Review: “Microinteractions” by Dan Saffer; O’Reilly Media

After defining the topic as “single use-case features [of a user interface] that do one thing only” with a light switch as the iconic example, then arguing for the importance of getting the features of user experience right, then setting the goal of “dissect[ing] microinteractions in order to help readers design their own”, followed by a mostly-irrelevant but well-told introductory story about a cell-phone ring-tone destroying a musical performance, the author quickly establishes an analysis framework, dividing interactions into Triggers, Rules, and Feedback, and devotes early chapters to explaining each of the components.

The book, unfortunately, doesn’t fulfill this promising (minus that story) start.

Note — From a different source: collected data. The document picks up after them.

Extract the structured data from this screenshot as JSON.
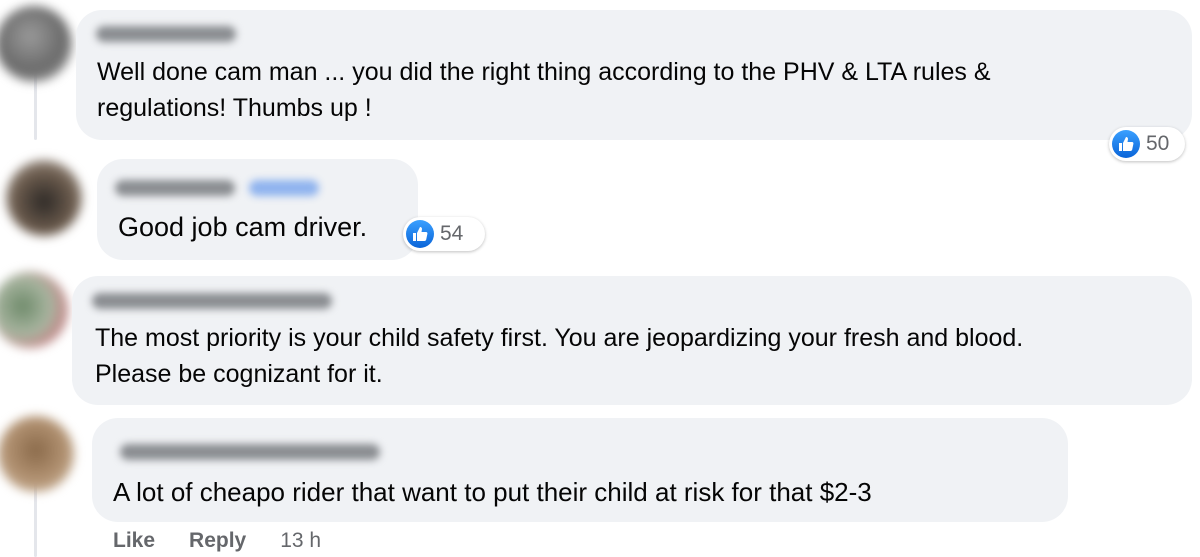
{
  "comments": [
    {
      "text_line1": "Well done cam man ... you did the right thing according to the PHV & LTA rules &",
      "text_line2": "regulations! Thumbs up !",
      "reaction_count": "50"
    },
    {
      "text_line1": "Good job cam driver.",
      "reaction_count": "54"
    },
    {
      "text_line1": "The most priority is your child safety first. You are jeopardizing your fresh and blood.",
      "text_line2": "Please be cognizant for it."
    },
    {
      "text_line1": "A lot of cheapo rider that want to put their child at risk for that $2-3"
    }
  ],
  "actions": {
    "like": "Like",
    "reply": "Reply",
    "timestamp": "13 h"
  },
  "colors": {
    "bubble": "#f0f2f5",
    "like_blue": "#1877f2",
    "meta_text": "#65676b"
  },
  "icons": {
    "reaction": "thumbs-up-like-icon"
  }
}
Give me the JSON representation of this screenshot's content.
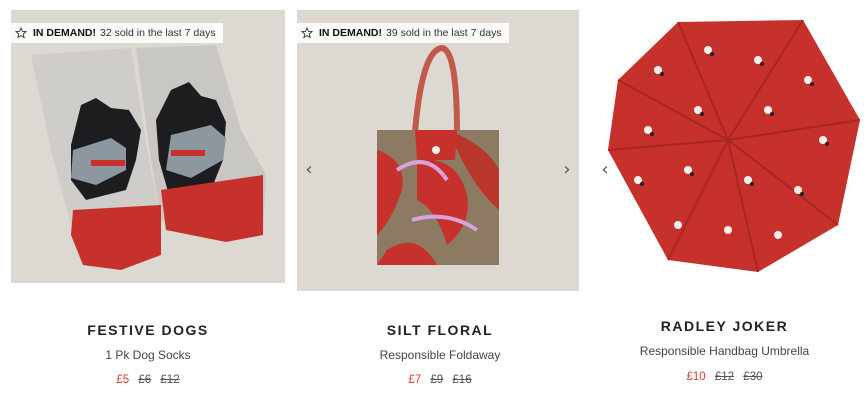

Rather than an intensive and systematic dissection of single-use-case interactions, we’re given example after example (after example) of Triggers, then of Rules, then of Feedback, almost all drawn from postings to a single Website (“Little Big Details”),accompanied by a narrative which, by rapidly changing point of view and underlying metaphor, makes the analytical context confusing and causes all of these examples (and there are a LOT of examples) to just pile together, conceptually.

There are good ideas — use smart defaults, don’t start from zero, recognize “signature moments” — but they are presented in mind-numbing breadth rather than depth, with many, many examples but little analysis of why these rules might apply exactly this way in this particular context. The barrage of examples, to me, grew tiresome. You might have figured that out already.

Mr. Saffer tells us how to judge a successful feature — “what you’re striving for is a feeling of naturalness, an inevitability, a flow…” — and it’s a shame he didn’t apply that simple measure to his book.

I appreciate and generally trust the “Who Should Read This Book?” feature in O’Reilly books, but in this case it failed me — rather than the “anyone who cares about making better products” of the Preface, the right audience is professional, full-time user experience designers wanting to, and able to, hone their skills through exposure to examples. If that sort of person could have a much higher opinion of the book, and I wouldn’t argue a bit.

This book is available from O’Reilly Media at

A Fine Responsive Design Demo

Well on it’s way to becoming a trendy buzzword, “Responsive Design” means very different things to different people. An obvious statement, sure, but a designer/developer*, replete from months or years of reading, experimenting, and struggling with the difficulties of implementation has a very different understanding of the term than a busy, harried small-business owner wanting to upgrade their 5-year old brochure-type Website  so it looks good on a phone, and the different perspectives will require some effort to consolidate if the developer and the client hope to work to their mutual benefit. .

Brad Frost has come to help.

He has build a sweet, simple responsive demo-site, very useful for showing to a client (the busy, harries, small business owner of the first paragraph) what we developers mean when we say “responsive”, and by extension, to show that “responsive”, at least to a Web-developer, has a more restricted meaning than “works good on a phone.”

The demo is best used (of course in my opinion) with a full-sized browser which you can then gradually shrink to demonstrate the layout changes that occur at different breakpoints.

* I’m not certain there’ such a thing as a designer/developer in the Web domain anymore. Both are hard and require a lot of time to stay sharp, and it’s not easy to see how someone can do both well. I could be discussing my own limitations.

Being Good To Long-Term Clients

Shane Pealman tells us to  “Marry Your Clients” over at A List Apart. While I’m not likely to duplicate some of his techniques (I don’t see a roof-top BBQ in my future), I certainly agree with his general advice to explicitly nurture our long-term clients to the same sense of purpose with which we pursue new clients.

One specific suggestion he makes that I really like is to schedule some weekly time to reflect on how best to maintain, or improve, your existing relationships, and then to follow up with action.

Help for Paypal Developers

PayPal is awful. Good for users, both buyers and sellers, but awful for developers, with poor and often contradictory documentation, a sandbox feature that often doesn’t work at all like the live service…I could go on, but the difficulties have caused me to (fruitlessly) search high and low for an alternative.

Now, Smashing Magazine has published a piece by Eran Galperin, Getting Started With The PayPal API, which doesn’t make it easy but at least provides a credible road map.